O Tribunal Regional Eleitoral (TRE) do Paraná reverteu a decisão de primeira instância, publicada em outubro do ano passado, que cassou os diplomas do prefeito de Barra do Jacaré (Norte Pioneiro), Edimar Freitas (PP), e da vice, Edina Aparecida dos Santos (DEM). Embora tenha condenado os dois ao pagamento de multa por conduta abusiva em período eleitoral, o TRE considerou exagerada a cassação. Freitas e Edina permanecem nos cargos, pois a condenação inicial não determinava o afastamento até a decisão do tribunal. O acórdão ainda não havia sido publicado pelo tribunal até ontem à tarde.
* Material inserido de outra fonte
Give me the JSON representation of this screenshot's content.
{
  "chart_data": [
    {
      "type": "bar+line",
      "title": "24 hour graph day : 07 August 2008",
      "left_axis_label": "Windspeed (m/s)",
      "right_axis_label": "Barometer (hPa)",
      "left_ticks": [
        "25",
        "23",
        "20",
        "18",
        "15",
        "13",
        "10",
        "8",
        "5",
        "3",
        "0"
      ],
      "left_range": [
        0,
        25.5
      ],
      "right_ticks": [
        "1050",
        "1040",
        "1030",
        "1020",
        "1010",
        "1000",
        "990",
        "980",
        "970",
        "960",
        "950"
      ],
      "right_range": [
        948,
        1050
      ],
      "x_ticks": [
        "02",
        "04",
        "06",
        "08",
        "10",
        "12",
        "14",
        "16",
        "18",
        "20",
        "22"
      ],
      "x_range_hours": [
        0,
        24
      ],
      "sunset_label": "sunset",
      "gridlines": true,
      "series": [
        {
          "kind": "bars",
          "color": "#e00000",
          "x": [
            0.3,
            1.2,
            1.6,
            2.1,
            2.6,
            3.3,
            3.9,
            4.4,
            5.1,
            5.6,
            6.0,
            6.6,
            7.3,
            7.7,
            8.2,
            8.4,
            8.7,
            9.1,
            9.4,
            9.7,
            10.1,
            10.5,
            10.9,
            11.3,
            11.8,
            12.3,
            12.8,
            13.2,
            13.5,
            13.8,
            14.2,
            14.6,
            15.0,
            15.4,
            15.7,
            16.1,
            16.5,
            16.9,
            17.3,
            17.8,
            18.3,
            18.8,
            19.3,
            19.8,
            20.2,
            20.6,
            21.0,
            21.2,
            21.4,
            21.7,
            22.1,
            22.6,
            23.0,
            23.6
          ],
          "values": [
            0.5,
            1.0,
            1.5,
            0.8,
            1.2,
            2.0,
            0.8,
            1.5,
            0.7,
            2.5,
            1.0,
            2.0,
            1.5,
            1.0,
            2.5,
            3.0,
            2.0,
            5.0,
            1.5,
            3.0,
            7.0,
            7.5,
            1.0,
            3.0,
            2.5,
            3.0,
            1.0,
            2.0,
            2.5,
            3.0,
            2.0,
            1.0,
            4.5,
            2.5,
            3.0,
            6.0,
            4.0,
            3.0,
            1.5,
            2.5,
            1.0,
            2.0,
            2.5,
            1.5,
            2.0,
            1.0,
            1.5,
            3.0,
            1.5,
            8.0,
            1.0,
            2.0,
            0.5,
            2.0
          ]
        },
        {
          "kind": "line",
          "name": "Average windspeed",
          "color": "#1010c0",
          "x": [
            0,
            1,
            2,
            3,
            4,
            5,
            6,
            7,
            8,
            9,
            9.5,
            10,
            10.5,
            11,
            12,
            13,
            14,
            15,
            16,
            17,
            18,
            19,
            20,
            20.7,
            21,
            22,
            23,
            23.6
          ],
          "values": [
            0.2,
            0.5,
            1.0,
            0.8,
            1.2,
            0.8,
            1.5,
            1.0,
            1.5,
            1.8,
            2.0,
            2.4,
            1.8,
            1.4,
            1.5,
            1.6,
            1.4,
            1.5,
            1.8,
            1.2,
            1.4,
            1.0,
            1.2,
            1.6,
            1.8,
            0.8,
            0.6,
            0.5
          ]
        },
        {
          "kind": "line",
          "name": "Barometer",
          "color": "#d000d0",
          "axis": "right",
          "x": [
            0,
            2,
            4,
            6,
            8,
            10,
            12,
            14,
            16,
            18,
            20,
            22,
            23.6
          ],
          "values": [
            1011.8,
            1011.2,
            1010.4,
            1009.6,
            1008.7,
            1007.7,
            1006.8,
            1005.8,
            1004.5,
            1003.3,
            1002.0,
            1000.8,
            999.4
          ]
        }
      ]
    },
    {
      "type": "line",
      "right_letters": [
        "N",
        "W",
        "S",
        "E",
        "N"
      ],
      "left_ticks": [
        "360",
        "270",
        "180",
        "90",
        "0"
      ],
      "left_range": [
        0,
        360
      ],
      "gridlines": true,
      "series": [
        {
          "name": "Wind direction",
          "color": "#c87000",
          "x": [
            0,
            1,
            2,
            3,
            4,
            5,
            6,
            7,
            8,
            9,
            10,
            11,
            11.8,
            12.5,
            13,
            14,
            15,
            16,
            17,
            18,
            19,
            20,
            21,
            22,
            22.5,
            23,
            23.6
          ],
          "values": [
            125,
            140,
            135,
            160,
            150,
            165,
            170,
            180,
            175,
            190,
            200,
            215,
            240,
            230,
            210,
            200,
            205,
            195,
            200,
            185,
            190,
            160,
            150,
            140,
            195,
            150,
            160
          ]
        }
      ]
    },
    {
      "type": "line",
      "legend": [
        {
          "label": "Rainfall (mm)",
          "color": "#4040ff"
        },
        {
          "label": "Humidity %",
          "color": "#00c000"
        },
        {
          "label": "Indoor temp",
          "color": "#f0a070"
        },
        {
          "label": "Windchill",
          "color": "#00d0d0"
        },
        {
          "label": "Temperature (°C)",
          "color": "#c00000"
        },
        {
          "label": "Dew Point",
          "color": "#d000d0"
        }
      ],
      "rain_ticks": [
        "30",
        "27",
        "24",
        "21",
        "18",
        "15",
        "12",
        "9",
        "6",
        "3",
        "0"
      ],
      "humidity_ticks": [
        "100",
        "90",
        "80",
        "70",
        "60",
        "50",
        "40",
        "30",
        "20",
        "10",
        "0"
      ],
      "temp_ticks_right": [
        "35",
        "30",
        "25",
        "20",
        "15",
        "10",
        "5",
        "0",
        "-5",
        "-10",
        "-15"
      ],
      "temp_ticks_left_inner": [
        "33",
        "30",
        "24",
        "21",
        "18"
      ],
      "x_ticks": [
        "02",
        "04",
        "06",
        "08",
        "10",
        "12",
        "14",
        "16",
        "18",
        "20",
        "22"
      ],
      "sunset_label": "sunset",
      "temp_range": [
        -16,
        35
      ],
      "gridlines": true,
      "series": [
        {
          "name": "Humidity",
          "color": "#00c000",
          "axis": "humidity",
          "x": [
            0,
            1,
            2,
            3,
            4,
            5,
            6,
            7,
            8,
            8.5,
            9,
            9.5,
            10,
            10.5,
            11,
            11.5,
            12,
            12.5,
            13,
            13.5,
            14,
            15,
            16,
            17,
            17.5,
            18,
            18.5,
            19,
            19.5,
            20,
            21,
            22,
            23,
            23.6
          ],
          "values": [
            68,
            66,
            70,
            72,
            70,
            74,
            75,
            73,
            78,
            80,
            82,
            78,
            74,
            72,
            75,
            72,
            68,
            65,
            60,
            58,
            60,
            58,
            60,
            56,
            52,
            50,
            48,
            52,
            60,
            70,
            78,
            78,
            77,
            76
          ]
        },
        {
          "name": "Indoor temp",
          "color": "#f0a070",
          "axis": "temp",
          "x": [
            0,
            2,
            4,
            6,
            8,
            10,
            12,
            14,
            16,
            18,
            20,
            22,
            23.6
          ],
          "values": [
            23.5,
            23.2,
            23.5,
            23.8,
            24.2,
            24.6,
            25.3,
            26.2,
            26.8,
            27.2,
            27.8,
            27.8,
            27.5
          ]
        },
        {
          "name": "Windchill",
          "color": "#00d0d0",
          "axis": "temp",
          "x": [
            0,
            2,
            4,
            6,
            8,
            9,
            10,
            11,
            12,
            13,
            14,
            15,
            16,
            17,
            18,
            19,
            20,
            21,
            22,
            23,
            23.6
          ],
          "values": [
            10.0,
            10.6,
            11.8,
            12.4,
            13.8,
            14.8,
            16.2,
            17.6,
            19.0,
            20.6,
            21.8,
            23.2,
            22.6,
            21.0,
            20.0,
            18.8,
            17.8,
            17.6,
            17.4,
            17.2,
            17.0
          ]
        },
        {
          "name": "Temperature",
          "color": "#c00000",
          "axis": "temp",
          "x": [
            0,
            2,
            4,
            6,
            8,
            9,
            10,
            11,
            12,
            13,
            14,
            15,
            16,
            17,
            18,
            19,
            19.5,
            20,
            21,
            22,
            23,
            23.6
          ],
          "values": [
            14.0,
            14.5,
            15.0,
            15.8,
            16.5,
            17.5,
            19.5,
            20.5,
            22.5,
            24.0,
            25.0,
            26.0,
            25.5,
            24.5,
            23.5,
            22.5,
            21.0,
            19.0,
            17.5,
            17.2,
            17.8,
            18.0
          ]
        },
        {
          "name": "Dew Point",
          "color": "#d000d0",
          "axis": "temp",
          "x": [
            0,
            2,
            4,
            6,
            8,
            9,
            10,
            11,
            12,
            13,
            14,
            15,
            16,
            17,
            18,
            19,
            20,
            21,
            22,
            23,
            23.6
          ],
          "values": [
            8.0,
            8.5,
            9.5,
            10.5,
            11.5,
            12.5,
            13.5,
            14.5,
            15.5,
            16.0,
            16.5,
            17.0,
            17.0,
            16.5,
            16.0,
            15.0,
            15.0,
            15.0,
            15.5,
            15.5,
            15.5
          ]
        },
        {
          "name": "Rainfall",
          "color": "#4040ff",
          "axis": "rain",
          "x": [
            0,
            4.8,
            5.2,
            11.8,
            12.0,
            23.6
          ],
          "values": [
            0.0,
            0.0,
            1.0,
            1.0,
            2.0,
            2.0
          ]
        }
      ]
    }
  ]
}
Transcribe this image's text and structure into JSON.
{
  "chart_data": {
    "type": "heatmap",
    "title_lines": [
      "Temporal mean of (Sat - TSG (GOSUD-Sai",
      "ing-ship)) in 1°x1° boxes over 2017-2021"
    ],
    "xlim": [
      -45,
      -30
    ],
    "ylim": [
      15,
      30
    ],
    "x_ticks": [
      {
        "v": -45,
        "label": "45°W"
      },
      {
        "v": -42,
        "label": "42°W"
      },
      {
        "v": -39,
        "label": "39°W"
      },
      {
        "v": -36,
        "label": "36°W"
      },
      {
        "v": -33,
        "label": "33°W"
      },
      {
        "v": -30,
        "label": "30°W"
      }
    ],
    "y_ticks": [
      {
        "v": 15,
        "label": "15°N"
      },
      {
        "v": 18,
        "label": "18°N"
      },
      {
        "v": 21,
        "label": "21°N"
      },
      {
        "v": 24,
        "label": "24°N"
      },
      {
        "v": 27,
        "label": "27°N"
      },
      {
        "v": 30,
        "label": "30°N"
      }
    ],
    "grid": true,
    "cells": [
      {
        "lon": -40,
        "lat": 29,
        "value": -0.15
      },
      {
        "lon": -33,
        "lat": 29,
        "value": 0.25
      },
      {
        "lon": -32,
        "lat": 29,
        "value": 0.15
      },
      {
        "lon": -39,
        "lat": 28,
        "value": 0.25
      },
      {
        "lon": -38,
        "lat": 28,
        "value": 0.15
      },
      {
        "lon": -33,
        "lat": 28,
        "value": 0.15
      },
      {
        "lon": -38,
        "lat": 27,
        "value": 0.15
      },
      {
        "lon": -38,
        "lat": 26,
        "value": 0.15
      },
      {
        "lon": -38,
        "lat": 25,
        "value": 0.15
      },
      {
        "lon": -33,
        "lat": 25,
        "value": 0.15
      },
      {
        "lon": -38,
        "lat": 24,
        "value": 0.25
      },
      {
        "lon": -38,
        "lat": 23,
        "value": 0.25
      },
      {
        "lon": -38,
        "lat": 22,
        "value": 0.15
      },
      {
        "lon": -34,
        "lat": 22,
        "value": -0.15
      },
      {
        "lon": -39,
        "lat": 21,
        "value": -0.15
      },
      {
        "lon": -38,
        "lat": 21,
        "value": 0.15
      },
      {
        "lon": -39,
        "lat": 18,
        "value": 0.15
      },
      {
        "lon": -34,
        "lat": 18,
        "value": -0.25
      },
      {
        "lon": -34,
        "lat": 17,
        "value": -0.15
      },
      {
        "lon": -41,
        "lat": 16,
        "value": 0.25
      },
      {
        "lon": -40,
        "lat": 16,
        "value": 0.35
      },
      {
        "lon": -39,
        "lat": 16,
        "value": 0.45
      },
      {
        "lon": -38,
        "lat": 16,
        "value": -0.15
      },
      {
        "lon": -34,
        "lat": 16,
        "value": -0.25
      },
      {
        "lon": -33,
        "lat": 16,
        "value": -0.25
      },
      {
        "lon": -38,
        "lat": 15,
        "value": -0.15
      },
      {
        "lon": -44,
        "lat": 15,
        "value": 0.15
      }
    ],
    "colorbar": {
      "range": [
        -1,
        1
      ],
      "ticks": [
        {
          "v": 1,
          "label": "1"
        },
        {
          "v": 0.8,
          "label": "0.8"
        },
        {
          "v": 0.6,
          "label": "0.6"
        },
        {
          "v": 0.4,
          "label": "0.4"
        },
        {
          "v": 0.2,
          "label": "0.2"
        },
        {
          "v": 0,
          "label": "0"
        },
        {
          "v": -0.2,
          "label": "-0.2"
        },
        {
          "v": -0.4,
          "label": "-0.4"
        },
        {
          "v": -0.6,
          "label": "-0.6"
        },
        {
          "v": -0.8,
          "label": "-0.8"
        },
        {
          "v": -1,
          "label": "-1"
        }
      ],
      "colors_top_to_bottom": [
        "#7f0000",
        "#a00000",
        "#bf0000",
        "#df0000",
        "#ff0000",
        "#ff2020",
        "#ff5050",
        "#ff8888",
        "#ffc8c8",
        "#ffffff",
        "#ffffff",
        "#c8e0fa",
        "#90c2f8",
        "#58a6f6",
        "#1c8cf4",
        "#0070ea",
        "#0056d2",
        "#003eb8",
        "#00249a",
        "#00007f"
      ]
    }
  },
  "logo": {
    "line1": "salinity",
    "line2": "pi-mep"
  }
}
Segundo a ação de investigação eleitoral, levada à Justiça pela oposição, encabeçada pelo candidato derrotado Gilberto Kuribayashi (PSD), um caminhão comprado com recursos federais numa concessionária de Londrina foi usado em manifestação política em favor de Edimar, em período eleitoral. "Com as luzes ligadas e piscas alertas acesos", o caminhão estaria sendo conduzido por um secretário municipal seguido por "vários carros de funcionários da prefeitura".
Na defesa apresentada no processo, o prefeito alegou que não houve carreata: o "veículo apenas adentrou pela única rua principal da cidade, com os faróis acesos porque já era noite e os piscas alertas ligados para evitar qualquer incidente". Disse ainda que nem ele, nem a vice, estavam em Barra do Jacaré no dia em que o caminhão chegou.
De acordo com o relator do caso no TRE, Josafá Antonio Lemes, "não há óbice legal ao administrador mostrar sua atuação frente à administração pública, desde que de forma moderada a fim de motivar a continuidade da boa gestão". Lemes, no entanto, reconhece que "a utilização de bem público em favor de candidato ou coligação durante o período eleitoral é vedada, resultando em multa independentemente de sua participação ou anuência".
O advogado da oposição, Murilo Ferrari de Souza, disse que iria conversar com o cliente sobre o interesse na interposição de recurso. "Estamos estudando se vamos recorrer, mas, pela decisão, podemos notar que o recurso foi julgado parcialmente procedente no TRE. Houve o reconhecimento de abusividade, sendo afastada a punição de cassação."